Fatima Madondo ’26 is among 10 medical students nationwide awarded an Association of Radiation Oncologists (ASTRO) Medical Student Fellowship that introduces students from underrepresented populations to radiation oncology and supports a summer research project.
“Before starting medical school, I had never heard about radiation oncology,” Madondo says. “During a dinner for international students, I met Dr. Bassem Zaki, one of the speakers at the dinner who was a radiation oncologist. I became curious and wanted to learn more about the field.”
While taking advantage of an opportunity to shadow Zaki, Madondo was fascinated by the work that he and his team were doing in targeting tumors “with the right dosage at the right location to reduce radiation side effects.” It was then that she learned about the ASTRO fellowship. “I saw this as an opportunity to engage in research and connect with radiation oncologists from around the country and students who are interested in learning about radiation oncology.”
Thanks to the fellowship award, Madondo is conducting research with Kelli Pointer, MD, PhD, assistant professor of medicine, in her lab at Dartmouth Hitchcock Medical Center this summer.

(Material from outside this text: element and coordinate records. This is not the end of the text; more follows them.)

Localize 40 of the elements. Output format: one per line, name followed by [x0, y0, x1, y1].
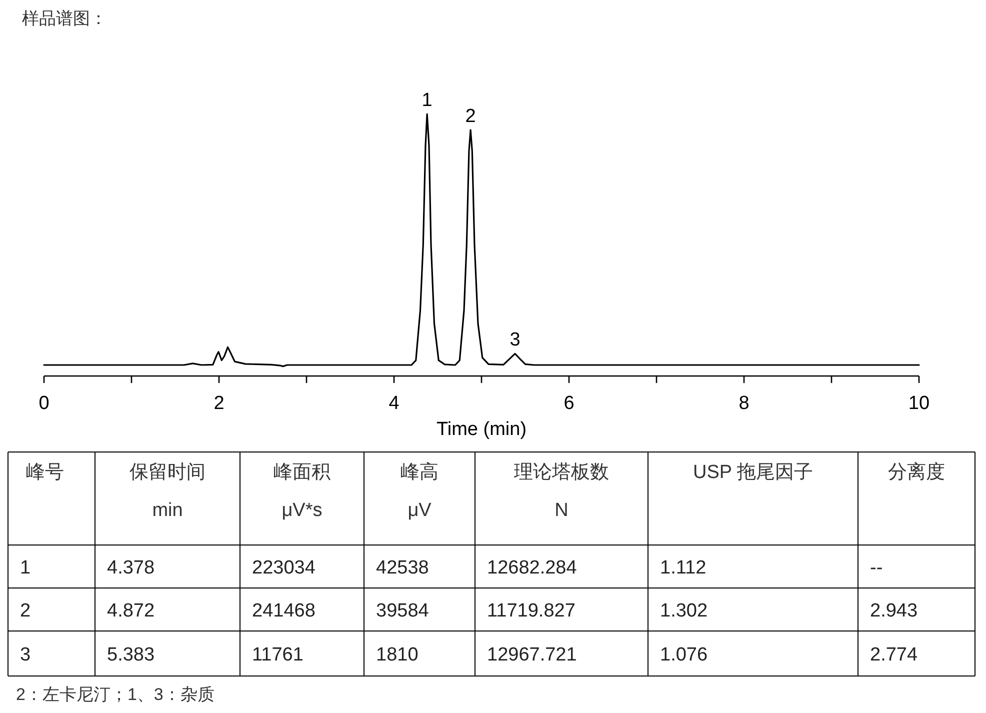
- category-label: USP 拖尾因子: [692, 462, 814, 483]
- x-tick-label: 2: [214, 393, 224, 414]
- text: 39584: [376, 600, 429, 622]
- x-tick-label: 4: [388, 393, 400, 414]
- text: 2：左卡尼汀；1、3：杂质: [16, 685, 214, 704]
- x-axis-title: Time (min): [436, 419, 527, 440]
- category-label: 理论塔板数 N: [514, 462, 609, 521]
- text: 2.774: [870, 644, 918, 666]
- x-tick-label: 6: [564, 393, 574, 414]
- category-label: 分离度: [888, 461, 945, 483]
- text: 11719.827: [487, 600, 576, 622]
- x-tick-label: 8: [738, 393, 750, 414]
- text: 1810: [376, 644, 418, 666]
- x-tick-label: 0: [38, 393, 50, 414]
- text: 4.872: [107, 600, 155, 622]
- annotation: 1: [422, 90, 432, 111]
- text: 42538: [376, 558, 429, 578]
- text: 2: [20, 600, 31, 622]
- text: 2.943: [870, 600, 918, 622]
- text: --: [870, 558, 883, 578]
- chart-title: 样品谱图：: [22, 9, 107, 28]
- text: 12682.284: [487, 558, 577, 578]
- text: 3: [20, 644, 31, 666]
- annotation: 3: [510, 330, 520, 351]
- text: 1.076: [660, 644, 708, 666]
- category-label: 峰号: [26, 462, 64, 483]
- category-label: 保留时间 min: [130, 462, 206, 521]
- text: 1.302: [660, 600, 708, 622]
- category-label: 峰面积 μV*s: [274, 462, 330, 521]
- text: 11761: [252, 644, 304, 666]
- text: 223034: [252, 558, 316, 578]
- text: 12967.721: [487, 644, 577, 666]
- text: 4.378: [107, 558, 155, 578]
- text: 241468: [252, 600, 316, 622]
- category-label: 峰高 μV: [400, 461, 438, 521]
- x-tick-label: 10: [908, 393, 930, 414]
- text: 5.383: [107, 644, 155, 666]
- annotation: 2: [465, 106, 476, 127]
- text: 1.112: [660, 558, 706, 578]
- text: 1: [20, 558, 31, 578]
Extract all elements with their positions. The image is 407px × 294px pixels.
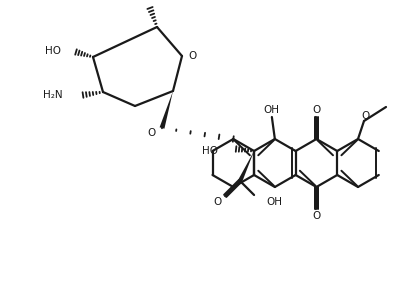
Text: O: O [361, 111, 369, 121]
Text: H₂N: H₂N [44, 90, 63, 100]
Text: HO: HO [202, 146, 218, 156]
Text: OH: OH [264, 105, 280, 115]
Text: OH: OH [266, 197, 282, 207]
Text: O: O [188, 51, 196, 61]
Text: O: O [213, 197, 221, 207]
Text: O: O [312, 211, 321, 221]
Polygon shape [238, 151, 254, 182]
Text: O: O [148, 128, 156, 138]
Text: O: O [312, 105, 321, 115]
Text: HO: HO [45, 46, 61, 56]
Polygon shape [160, 91, 173, 129]
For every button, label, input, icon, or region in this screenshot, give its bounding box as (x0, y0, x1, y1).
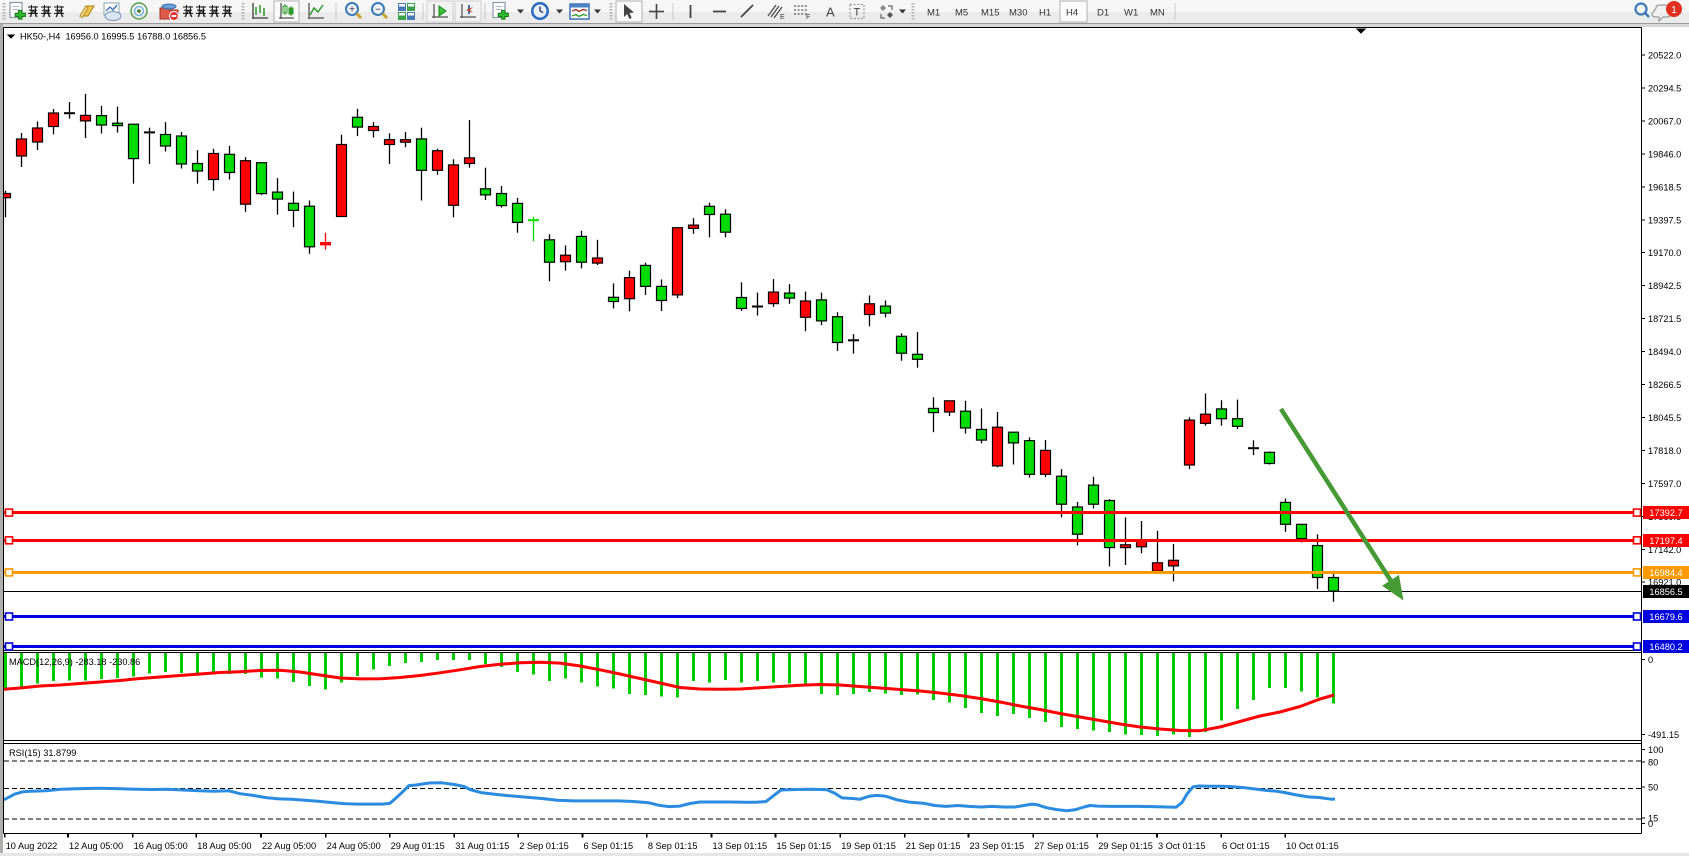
svg-text:22 Aug 05:00: 22 Aug 05:00 (262, 841, 316, 851)
svg-text:17392.7: 17392.7 (1649, 508, 1682, 518)
svg-text:50: 50 (1648, 783, 1658, 793)
svg-text:16679.6: 16679.6 (1649, 612, 1682, 622)
svg-text:6 Sep 01:15: 6 Sep 01:15 (584, 841, 634, 851)
svg-text:1: 1 (1671, 5, 1677, 16)
svg-text:A: A (826, 5, 835, 20)
svg-text:20294.5: 20294.5 (1648, 84, 1681, 94)
svg-text:MACD(12,26,9) -283.18 -230.86: MACD(12,26,9) -283.18 -230.86 (9, 657, 140, 667)
svg-text:10 Oct 01:15: 10 Oct 01:15 (1286, 841, 1339, 851)
svg-text:17197.4: 17197.4 (1649, 536, 1682, 546)
svg-text:17818.0: 17818.0 (1648, 446, 1681, 456)
svg-text:16480.2: 16480.2 (1649, 642, 1682, 652)
svg-text:18266.5: 18266.5 (1648, 380, 1681, 390)
svg-text:6 Oct 01:15: 6 Oct 01:15 (1222, 841, 1270, 851)
svg-text:-491.15: -491.15 (1648, 730, 1679, 740)
svg-text:18045.5: 18045.5 (1648, 413, 1681, 423)
svg-text:18 Aug 05:00: 18 Aug 05:00 (197, 841, 251, 851)
svg-text:8 Sep 01:15: 8 Sep 01:15 (648, 841, 698, 851)
svg-text:19397.5: 19397.5 (1648, 215, 1681, 225)
svg-text:+: + (349, 5, 355, 16)
svg-text:16921.0: 16921.0 (1648, 578, 1681, 588)
svg-text:16 Aug 05:00: 16 Aug 05:00 (134, 841, 188, 851)
svg-text:19170.0: 19170.0 (1648, 248, 1681, 258)
svg-text:0: 0 (1648, 655, 1653, 665)
svg-text:10 Aug 2022: 10 Aug 2022 (6, 841, 58, 851)
svg-text:0: 0 (1648, 819, 1653, 829)
svg-text:M15: M15 (981, 8, 999, 19)
svg-text:19846.0: 19846.0 (1648, 149, 1681, 159)
svg-text:W1: W1 (1124, 8, 1138, 19)
svg-text:3 Oct 01:15: 3 Oct 01:15 (1158, 841, 1206, 851)
svg-text:18942.5: 18942.5 (1648, 281, 1681, 291)
svg-text:100: 100 (1648, 745, 1663, 755)
svg-text:16984.4: 16984.4 (1649, 568, 1682, 578)
svg-text:H1: H1 (1039, 8, 1051, 19)
svg-text:2 Sep 01:15: 2 Sep 01:15 (519, 841, 569, 851)
svg-text:E: E (780, 14, 785, 21)
svg-text:13 Sep 01:15: 13 Sep 01:15 (713, 841, 768, 851)
svg-text:20067.0: 20067.0 (1648, 116, 1681, 126)
svg-text:12 Aug 05:00: 12 Aug 05:00 (69, 841, 123, 851)
svg-text:M5: M5 (955, 8, 968, 19)
svg-text:HK50-,H4 16956.0 16995.5 1678: HK50-,H4 16956.0 16995.5 16788.0 16856.5 (20, 32, 206, 42)
svg-text:19 Sep 01:15: 19 Sep 01:15 (841, 841, 896, 851)
svg-text:18494.0: 18494.0 (1648, 347, 1681, 357)
svg-text:20522.0: 20522.0 (1648, 51, 1681, 61)
svg-text:−: − (375, 5, 381, 16)
svg-text:80: 80 (1648, 758, 1658, 768)
svg-text:D1: D1 (1097, 8, 1109, 19)
svg-text:29 Sep 01:15: 29 Sep 01:15 (1098, 841, 1153, 851)
svg-text:F: F (806, 14, 810, 21)
svg-text:RSI(15) 31.8799: RSI(15) 31.8799 (9, 748, 76, 758)
svg-text:17597.0: 17597.0 (1648, 479, 1681, 489)
svg-text:M30: M30 (1009, 8, 1027, 19)
svg-text:24 Aug 05:00: 24 Aug 05:00 (327, 841, 381, 851)
svg-text:M1: M1 (927, 8, 940, 19)
svg-text:21 Sep 01:15: 21 Sep 01:15 (906, 841, 961, 851)
svg-text:15: 15 (1648, 814, 1658, 824)
svg-text:29 Aug 01:15: 29 Aug 01:15 (391, 841, 445, 851)
svg-text:18721.5: 18721.5 (1648, 314, 1681, 324)
svg-text:31 Aug 01:15: 31 Aug 01:15 (455, 841, 509, 851)
svg-text:17142.0: 17142.0 (1648, 545, 1681, 555)
svg-text:H4: H4 (1066, 8, 1078, 19)
svg-text:15 Sep 01:15: 15 Sep 01:15 (777, 841, 832, 851)
svg-text:MN: MN (1150, 8, 1165, 19)
svg-text:19618.5: 19618.5 (1648, 182, 1681, 192)
svg-text:27 Sep 01:15: 27 Sep 01:15 (1034, 841, 1089, 851)
svg-text:T: T (854, 7, 861, 19)
svg-text:16856.5: 16856.5 (1649, 587, 1682, 597)
svg-text:23 Sep 01:15: 23 Sep 01:15 (970, 841, 1025, 851)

“The aim of my research is to determine whether hERG—genes that encodes for a potassium ion channel that was demonstrated to be upregulated in glioblastomas—inhibition can be used for radiation sensitization. Completion of this aim will provide insight into whether hERG blockade can be used for radiation sensitization in hopes of providing more treatment options for patients diagnosed with glioblastomas—grave IV astrocytoma and most malignant primary brain tumor.”
Founded in 1958, ASTRO’s mission is to advance the practice of radiation oncology by promoting excellence in patient care, providing opportunities for educational and professional development, promoting research, and disseminating research results and representing radiation oncology in a rapidly evolving health care environment.
ASTRO is dedicated to improving patient care through professional education and training, support for clinical practice and health policy standards, advancement of science and research and advocacy.